Quantitative structure–activity relationships for a series of symmetrical bisquaternary anticancer compounds Original Research Article

56 biscationic dibromides with distinct polar heads [bis(4-substituted)pyridinium, bis(4-aminoquinolinium), bisquinolinium, and bisisoquinolinium moieties] and several spacers between the two charged nitrogen atoms were synthesised.

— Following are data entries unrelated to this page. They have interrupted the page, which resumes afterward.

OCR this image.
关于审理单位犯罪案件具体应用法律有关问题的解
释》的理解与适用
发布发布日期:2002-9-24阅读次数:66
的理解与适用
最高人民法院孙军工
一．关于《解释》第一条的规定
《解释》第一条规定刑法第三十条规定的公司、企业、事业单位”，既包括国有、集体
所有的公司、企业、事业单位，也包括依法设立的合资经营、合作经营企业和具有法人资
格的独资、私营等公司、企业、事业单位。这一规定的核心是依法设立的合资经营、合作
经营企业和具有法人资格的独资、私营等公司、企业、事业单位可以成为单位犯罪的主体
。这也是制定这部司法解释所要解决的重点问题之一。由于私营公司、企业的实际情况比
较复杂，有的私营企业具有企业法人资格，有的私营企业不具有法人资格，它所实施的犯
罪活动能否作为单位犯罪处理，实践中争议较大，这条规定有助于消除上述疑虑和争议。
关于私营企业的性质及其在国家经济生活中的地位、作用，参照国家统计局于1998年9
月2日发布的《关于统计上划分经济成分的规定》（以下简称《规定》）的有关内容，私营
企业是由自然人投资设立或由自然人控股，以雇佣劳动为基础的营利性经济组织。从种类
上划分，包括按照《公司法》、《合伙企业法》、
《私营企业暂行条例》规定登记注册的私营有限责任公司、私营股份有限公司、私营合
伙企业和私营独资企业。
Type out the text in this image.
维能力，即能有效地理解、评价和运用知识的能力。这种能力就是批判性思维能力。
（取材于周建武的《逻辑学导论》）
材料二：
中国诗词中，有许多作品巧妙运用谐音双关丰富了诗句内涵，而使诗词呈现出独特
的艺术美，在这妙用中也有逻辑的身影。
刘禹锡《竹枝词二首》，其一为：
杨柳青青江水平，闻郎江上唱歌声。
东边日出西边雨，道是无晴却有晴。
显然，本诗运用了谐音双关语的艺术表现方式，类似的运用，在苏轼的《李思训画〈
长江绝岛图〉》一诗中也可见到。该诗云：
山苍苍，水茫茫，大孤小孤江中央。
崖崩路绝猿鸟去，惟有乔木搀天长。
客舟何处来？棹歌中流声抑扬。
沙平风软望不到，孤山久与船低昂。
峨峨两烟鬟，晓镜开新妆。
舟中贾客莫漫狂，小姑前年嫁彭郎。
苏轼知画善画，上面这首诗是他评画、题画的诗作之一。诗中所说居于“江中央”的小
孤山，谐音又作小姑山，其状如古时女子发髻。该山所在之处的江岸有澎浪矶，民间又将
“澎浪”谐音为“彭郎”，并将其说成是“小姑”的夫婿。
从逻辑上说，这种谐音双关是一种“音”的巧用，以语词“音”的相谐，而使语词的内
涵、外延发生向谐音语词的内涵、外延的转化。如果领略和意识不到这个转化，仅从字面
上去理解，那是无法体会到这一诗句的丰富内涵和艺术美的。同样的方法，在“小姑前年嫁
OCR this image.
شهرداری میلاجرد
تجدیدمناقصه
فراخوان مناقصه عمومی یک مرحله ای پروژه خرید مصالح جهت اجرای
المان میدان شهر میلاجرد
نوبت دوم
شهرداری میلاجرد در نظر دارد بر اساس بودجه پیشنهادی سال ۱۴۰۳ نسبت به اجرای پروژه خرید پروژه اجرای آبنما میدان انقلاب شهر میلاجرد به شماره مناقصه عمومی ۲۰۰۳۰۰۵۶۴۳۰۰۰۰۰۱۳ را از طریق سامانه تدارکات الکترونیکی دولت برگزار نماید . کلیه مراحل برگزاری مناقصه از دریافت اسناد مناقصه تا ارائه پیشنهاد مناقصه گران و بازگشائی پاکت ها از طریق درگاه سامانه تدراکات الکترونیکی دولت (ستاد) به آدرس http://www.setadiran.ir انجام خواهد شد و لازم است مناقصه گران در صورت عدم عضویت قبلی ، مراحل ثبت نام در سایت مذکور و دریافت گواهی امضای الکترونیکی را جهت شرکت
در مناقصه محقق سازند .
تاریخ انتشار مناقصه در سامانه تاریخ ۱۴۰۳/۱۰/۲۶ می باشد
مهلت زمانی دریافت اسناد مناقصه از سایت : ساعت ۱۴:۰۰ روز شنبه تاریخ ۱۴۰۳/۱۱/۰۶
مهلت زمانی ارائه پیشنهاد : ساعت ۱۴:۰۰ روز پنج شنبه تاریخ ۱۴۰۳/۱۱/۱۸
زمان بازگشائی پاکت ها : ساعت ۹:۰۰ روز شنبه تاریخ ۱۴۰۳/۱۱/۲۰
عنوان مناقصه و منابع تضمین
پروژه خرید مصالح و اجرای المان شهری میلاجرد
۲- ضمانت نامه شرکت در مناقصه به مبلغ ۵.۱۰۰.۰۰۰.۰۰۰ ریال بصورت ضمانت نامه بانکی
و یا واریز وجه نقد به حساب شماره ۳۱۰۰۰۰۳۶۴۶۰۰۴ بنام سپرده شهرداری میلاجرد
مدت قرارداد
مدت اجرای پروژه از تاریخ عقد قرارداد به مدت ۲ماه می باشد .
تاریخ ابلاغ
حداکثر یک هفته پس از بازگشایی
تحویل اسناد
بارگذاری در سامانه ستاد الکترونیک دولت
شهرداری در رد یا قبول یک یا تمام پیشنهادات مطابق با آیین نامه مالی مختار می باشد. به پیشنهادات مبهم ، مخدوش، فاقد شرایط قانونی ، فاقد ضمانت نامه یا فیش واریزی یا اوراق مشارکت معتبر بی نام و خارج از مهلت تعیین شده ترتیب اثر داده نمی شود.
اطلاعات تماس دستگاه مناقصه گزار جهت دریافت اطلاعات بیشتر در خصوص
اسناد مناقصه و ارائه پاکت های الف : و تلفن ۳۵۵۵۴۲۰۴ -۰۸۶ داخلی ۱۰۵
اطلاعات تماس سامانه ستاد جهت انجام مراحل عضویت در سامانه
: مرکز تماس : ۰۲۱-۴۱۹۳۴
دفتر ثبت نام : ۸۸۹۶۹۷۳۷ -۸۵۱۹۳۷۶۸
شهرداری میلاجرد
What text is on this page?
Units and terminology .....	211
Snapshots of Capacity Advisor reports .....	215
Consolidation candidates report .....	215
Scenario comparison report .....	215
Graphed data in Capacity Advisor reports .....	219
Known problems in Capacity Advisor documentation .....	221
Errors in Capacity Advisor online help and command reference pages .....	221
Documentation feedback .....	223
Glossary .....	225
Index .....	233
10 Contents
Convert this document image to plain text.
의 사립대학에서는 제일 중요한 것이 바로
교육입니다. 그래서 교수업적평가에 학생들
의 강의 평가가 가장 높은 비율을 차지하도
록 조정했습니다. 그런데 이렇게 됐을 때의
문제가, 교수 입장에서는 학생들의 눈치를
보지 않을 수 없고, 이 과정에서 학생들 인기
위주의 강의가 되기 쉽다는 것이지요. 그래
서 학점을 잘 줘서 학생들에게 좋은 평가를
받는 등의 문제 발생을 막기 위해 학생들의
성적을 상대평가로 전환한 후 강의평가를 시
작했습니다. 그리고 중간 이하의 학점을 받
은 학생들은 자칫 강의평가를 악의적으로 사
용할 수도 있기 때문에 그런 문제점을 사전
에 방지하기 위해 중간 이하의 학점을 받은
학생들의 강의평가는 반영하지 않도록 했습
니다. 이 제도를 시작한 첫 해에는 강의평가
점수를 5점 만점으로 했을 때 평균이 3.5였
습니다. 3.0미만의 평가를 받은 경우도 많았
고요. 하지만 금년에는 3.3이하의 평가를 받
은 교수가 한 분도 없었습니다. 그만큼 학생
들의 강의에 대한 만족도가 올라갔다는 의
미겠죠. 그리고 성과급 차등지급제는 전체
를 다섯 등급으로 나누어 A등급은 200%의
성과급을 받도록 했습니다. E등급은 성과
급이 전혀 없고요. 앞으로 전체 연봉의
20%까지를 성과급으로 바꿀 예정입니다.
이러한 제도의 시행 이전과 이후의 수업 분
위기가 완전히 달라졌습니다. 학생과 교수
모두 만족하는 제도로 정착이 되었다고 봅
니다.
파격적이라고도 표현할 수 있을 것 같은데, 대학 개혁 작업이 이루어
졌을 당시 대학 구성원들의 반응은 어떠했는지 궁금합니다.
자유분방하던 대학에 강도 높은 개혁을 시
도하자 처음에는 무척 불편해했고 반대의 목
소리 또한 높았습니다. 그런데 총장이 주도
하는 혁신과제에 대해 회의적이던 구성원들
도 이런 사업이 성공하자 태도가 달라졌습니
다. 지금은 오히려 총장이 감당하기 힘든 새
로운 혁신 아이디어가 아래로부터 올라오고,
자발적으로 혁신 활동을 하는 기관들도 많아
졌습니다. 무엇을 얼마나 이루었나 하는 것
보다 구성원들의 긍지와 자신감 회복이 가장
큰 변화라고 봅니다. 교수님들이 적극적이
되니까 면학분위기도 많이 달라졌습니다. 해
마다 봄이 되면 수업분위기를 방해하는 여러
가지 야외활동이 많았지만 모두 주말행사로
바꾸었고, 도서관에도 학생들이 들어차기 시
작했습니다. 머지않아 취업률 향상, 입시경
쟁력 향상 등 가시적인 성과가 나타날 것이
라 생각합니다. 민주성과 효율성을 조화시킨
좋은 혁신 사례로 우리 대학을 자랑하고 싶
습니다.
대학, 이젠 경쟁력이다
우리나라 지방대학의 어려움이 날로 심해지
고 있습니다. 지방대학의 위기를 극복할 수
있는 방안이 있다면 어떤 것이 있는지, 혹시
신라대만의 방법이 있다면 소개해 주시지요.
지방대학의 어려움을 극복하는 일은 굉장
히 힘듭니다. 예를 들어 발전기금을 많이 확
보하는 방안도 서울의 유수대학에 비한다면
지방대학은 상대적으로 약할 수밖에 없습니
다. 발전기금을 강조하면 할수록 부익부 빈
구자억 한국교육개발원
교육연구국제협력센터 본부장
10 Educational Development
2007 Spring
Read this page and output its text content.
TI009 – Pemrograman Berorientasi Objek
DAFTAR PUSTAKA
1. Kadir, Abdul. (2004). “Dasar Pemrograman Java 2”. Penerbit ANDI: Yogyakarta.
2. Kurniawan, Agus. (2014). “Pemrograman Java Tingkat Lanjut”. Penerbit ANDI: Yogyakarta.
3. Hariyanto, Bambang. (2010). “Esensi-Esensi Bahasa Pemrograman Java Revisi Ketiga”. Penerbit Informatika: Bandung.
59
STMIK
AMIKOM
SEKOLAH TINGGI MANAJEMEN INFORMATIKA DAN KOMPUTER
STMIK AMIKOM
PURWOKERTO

This oriented synthesis produced 45 inhibitors of choline kinase with antitumour activity against the HT-29 cell line. In an attempt to understand the antiproliferative activity, a quantitative structure–activity relationship was developed. The unknown σR and σR+ descriptors for the diallylamino, pyrrolidino, piperidino and perhydroazepino groups and σR for the N-methylanilino moiety, were estimated by 13C NMR spectroscopy in a simple, fast and reproducible manner. The electron characteristic of the substituent at position 4 of the heterocycle and the theoretical lipophilic character of the whole molecule were found to significantly affect the antitumour activity. 1,1′-[Ethylenebis(benzene-1,4-diylmethylene)]bis[4-(N-methylanilino)pyridinium] dibromide is the most active compound of the series so far described and shows a reasonable agreement between predicted and observed antiproliferative data (predicted pIC50=6.50, experimental pIC50=6.46).